26. Kings. Free from the wreckage caused by the Maloofs, and prepared to stay in Sacramento for the long haul, the Kings are in transition. Time will tell if new ownership works out, but the good news is it doesn't have a hard act to follow. Winning back the fans has already been achieved, and now it's time to give them something to cheer about.

27. Timberwolves. Kevin Love can't leave this sinking ship fast enough, and he might get beat to the front door by coach Rick Adelman. Should both happen, the Wolves could be looking at years before they elevate in the West. Owner Glen Taylor has good intentions but never seems to put the team in the right hands.

28. Pistons. A housecleaning is on tap after the Pistons spent money last off-season to upgrade, only to find themselves out of the playoff picture once again. The heat is on owner Tom Gores to put a solid management team in place and turn around a franchise that was once valued in the top three before losing and the recession hit. 

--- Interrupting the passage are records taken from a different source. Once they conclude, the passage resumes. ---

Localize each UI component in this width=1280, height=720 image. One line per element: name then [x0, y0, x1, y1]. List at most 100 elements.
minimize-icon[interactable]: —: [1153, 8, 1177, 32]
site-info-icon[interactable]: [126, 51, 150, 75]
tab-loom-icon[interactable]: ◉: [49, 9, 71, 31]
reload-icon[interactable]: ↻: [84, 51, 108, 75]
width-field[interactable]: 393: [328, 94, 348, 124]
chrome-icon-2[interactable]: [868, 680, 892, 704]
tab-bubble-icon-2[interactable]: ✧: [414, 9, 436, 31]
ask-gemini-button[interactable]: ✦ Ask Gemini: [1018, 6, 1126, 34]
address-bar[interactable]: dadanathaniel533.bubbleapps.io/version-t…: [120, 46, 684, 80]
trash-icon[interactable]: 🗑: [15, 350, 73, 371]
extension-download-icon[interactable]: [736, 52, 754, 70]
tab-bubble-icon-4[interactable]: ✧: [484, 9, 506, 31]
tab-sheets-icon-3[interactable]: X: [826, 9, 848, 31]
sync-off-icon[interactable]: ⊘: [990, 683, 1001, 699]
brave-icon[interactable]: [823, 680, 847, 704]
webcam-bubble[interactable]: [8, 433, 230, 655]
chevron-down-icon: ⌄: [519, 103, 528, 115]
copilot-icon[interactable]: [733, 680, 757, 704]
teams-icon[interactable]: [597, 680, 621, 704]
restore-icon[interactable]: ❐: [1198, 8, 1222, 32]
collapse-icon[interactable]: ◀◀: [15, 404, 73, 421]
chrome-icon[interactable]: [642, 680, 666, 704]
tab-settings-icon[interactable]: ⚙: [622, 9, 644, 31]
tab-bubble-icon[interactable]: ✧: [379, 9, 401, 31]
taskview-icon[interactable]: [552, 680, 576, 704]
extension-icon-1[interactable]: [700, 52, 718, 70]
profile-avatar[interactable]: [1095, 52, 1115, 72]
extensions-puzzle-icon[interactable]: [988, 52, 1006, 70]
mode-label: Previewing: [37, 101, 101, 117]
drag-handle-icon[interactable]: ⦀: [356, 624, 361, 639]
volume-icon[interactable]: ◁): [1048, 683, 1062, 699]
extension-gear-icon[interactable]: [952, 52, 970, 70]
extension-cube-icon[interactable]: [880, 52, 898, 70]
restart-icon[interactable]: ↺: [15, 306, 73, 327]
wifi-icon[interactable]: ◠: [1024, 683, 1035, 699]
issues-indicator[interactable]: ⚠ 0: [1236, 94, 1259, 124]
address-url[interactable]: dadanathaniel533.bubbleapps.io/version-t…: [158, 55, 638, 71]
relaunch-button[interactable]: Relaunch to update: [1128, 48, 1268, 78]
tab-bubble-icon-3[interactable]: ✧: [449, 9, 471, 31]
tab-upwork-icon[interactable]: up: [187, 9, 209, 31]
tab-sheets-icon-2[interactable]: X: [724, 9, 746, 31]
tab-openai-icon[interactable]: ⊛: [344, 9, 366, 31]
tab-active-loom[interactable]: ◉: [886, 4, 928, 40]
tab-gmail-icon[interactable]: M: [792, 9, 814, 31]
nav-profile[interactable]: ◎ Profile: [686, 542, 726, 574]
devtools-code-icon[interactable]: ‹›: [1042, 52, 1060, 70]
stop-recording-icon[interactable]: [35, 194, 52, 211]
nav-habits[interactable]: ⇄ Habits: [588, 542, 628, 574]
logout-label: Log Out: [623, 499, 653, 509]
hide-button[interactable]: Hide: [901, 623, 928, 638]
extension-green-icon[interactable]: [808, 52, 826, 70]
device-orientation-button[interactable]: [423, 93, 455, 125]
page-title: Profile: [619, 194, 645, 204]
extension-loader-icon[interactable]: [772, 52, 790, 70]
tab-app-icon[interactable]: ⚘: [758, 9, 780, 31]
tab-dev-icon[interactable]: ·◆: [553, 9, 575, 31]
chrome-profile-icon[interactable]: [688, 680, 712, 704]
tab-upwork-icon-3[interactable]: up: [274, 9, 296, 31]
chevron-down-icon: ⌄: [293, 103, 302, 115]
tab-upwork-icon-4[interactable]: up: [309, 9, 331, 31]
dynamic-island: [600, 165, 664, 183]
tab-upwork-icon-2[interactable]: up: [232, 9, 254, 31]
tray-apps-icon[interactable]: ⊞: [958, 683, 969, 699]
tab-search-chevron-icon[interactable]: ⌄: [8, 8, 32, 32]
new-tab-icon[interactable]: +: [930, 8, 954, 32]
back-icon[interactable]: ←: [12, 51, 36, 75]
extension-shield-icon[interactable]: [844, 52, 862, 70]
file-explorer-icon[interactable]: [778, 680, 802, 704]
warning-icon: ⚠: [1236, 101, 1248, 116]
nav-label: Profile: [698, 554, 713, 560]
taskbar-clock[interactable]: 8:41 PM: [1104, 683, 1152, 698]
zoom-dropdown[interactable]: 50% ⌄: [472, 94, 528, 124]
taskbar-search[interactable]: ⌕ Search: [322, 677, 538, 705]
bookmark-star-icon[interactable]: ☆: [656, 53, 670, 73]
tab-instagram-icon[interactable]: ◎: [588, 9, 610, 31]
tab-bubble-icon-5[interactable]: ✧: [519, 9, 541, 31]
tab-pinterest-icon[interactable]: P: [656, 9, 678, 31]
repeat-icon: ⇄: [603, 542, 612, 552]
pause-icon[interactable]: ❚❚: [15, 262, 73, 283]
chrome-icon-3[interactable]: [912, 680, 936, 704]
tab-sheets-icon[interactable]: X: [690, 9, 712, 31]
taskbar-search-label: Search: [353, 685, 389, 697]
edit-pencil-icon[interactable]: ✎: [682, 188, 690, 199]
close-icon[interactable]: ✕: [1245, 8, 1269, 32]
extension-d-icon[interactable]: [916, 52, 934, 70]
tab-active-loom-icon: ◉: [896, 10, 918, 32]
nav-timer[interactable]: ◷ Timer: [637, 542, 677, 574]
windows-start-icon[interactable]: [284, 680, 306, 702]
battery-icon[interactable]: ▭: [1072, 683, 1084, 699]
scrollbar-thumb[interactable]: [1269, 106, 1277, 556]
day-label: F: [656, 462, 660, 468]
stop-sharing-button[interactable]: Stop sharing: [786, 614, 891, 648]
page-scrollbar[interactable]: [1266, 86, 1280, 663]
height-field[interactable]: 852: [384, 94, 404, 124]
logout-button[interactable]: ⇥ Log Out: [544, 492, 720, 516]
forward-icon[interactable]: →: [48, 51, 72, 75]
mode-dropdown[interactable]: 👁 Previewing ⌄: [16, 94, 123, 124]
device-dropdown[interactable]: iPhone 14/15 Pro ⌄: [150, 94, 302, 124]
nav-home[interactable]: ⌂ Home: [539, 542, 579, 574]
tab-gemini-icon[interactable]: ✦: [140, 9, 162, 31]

29. Cavs. Since LeBron James left, the Cavs have gone through two coaches, two general managers and likely wasted a No. 1 overall pick. At least Dan Gilbert isn't firing off any more angry letters to fans; more like vice-versa.

30. Bucks. When your franchise is voted as the one Most Likely To Relocate, it's never a good sign. The locals seem ambivalent about the club and whether it stays or goes. Why? Well, only the Bucks can give an $11 million-a-season extension to a raw big man, and then watch Larry Sanders implode before the extension kicks in.